Hajatan ini menghadirkan para pemateri dari kedua belah pihak; Dari Malaysia, selain pimpinannya hadir pula Dato’ Haji Wan Zahidi Wan Teh [Mufti wilayah Persekutuan], Dr. Uthman el-Muhammady [Universitas Islam Antar Bangsa Malaysia], Dr. Abdul Manam bin Muhammad al-Merbawi [Universitas Darul Iman], Dato’ Dr. Mahmood Zuhdi Abdul Majid [Universitas Islam Antar Bangsa Malaysia]. Sedangkan dari pihak Indonesia, selain Direktur Center for Moderate Muslim, hadir pula Prof. Dr. Atho Muzhar [Ketua Litbang dan Diklat Departemen Agama], Prof. Dr. Nasaruddin Umar [Dirjen Bimas Islam Departemen Agama], Prof. Dr. Abdul Aziz Dahlan [Guru Besar UIN Syarif Hidayatullah Jakarta], Prof. Dr. Salman Harun [Guru Besar UIN Syarif Hidayatullah Jakarta], dan Prof. Dr. Moh. Baharum [Guru Besar Universitas Islam Malang].
Pada dasarnya, seminar berjalan dengan baik, di samping dapat menghadirkan orang-orang yang dianggap kompeten di bidangnya oleh penyelenggara, juga diselenggarakan di tempat yang cukup kondusif.
Namun demikian, halaqah ilmiyyah ini bukan berarti kosong dari keganjilan, ibarat pepatah mengatakan “tiada gading yang tak retak”. Kalaulah keganjilan-keganjilan itu dapat diantisipasi, tentu lebih sempurna hasilnya dan bisa memuaskan dahaga jiwa, sehingga “pengekalan alam melayu sebagai rantau ahlus sunnah wal jamaa’ah” benar-benar dapat terwujud seperti yang dicita-citakan semua.
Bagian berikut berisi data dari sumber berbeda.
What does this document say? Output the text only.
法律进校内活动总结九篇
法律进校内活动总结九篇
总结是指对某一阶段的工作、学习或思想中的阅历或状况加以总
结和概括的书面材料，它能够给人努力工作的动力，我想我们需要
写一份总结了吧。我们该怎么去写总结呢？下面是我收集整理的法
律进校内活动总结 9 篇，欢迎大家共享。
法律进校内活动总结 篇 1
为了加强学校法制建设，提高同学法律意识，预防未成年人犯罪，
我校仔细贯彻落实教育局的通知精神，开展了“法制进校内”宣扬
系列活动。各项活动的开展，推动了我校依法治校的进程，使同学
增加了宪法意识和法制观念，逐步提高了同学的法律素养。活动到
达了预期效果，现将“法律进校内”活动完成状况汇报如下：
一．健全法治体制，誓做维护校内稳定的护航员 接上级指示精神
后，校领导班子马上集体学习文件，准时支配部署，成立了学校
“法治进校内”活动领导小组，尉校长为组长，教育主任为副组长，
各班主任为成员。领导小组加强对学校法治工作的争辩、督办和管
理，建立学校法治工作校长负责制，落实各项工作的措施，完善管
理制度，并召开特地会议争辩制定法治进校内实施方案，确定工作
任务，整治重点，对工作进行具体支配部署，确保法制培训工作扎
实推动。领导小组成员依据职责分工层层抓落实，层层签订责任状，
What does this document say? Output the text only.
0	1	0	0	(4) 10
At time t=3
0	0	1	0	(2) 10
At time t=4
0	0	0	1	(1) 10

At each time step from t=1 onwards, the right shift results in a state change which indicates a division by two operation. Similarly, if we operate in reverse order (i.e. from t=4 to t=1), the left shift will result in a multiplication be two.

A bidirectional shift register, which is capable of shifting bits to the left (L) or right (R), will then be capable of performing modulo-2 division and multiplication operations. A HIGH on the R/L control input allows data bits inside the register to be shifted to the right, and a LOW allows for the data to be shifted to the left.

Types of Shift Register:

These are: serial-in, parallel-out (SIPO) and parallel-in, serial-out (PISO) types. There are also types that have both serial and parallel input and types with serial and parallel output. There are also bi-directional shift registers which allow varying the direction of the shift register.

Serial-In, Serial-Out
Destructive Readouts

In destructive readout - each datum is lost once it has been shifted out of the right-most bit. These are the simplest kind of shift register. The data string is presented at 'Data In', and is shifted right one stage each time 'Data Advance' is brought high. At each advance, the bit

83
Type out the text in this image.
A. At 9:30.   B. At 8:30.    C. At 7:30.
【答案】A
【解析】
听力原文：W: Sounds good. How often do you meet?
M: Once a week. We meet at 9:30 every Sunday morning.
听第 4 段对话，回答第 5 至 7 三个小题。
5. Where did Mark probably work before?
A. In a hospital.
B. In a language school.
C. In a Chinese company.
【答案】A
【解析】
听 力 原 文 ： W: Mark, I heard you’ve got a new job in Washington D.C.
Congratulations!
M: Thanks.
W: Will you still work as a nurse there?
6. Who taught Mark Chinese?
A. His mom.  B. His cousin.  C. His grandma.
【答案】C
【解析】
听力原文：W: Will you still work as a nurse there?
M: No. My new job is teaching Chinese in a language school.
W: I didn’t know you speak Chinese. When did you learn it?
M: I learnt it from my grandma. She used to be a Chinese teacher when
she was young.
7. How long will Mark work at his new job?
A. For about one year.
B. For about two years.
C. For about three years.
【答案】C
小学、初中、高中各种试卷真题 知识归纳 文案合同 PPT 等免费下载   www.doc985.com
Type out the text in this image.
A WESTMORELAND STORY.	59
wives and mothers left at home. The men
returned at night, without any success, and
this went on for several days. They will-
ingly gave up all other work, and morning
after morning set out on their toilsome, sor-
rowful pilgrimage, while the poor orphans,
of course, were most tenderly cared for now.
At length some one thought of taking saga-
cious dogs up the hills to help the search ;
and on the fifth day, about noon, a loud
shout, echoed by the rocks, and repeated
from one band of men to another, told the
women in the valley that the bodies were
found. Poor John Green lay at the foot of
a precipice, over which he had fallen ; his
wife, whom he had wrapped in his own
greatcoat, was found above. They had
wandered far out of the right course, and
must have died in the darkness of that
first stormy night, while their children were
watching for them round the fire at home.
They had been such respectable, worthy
Sepertinya, hati ini belum terasa lega kalau kegundahan tersebut belum diluapkan dan ditorehkan dalam susunan kata-kata sebagai upaya penegasan dan menyambung kembali beberapa pertanyaan yang sempat penulis sampaikan dalam forum tersebut, di mana penulis turut serta sebagai peserta aktif.
A. Istilah Ahlus Sunnah wal Jamaa’ah
Tertuang dalam Ensiklopedi Islam [PT. Ichtiar Baru Van Hoeve Jakarta] bahwa yang dimaksud Ahlus Sunnah wal Jamaa’ah adalah istilah yang dinisbatkan pada aliran teologi Asy’ariyyah dan Maaturidiyyah. Definisi semacam ini dapat dijumpai pula dalam buku-buku yang menerangkan Ilmu Kalam atau Teologi Islam. (Lihat: Prof. Dr. Harun Nasution, 1986: hlm. 64).
Rupanya kesimpulan seperti ini, banyak dijadikan standar oleh para pengkaji Ilmu Kalam lainnya, termasuk para pembicara. Menurut hemat penulis, kesimpulan ini belum final untuk tidak mengatakan sepihak. Bukankah pandangan tersebut masih dalam kategori pendapat yang masih relatif dan sangat berpeluang untuk berubah dan dibantah.
Sekedar perbandingan, kalau kita mengkaji kembali sejarah munculnya penamaan ahlus sunnah, istilah ini sudah popular semenjak zaman Imam Ahmad bin Hanbal [780-855 M.], yaitu untuk menyebut permasalahan ushuuluddin dan i’tiqaadiyyah serta membedakannya dengan pengikut hawa nafsu [ahlul ahwaa] semisal Mu’tazilah, Raafidhah, Shuufiyyah dan Ahlul Kalaam (Lihat: ‘Abdul Karim al-‘Aql dalam Mafhuum Ahlus Sunnah wal Jamaa’ah ‘inda Ahlis Sunnah wal Jamaa’ah, 1992: hlm. 62).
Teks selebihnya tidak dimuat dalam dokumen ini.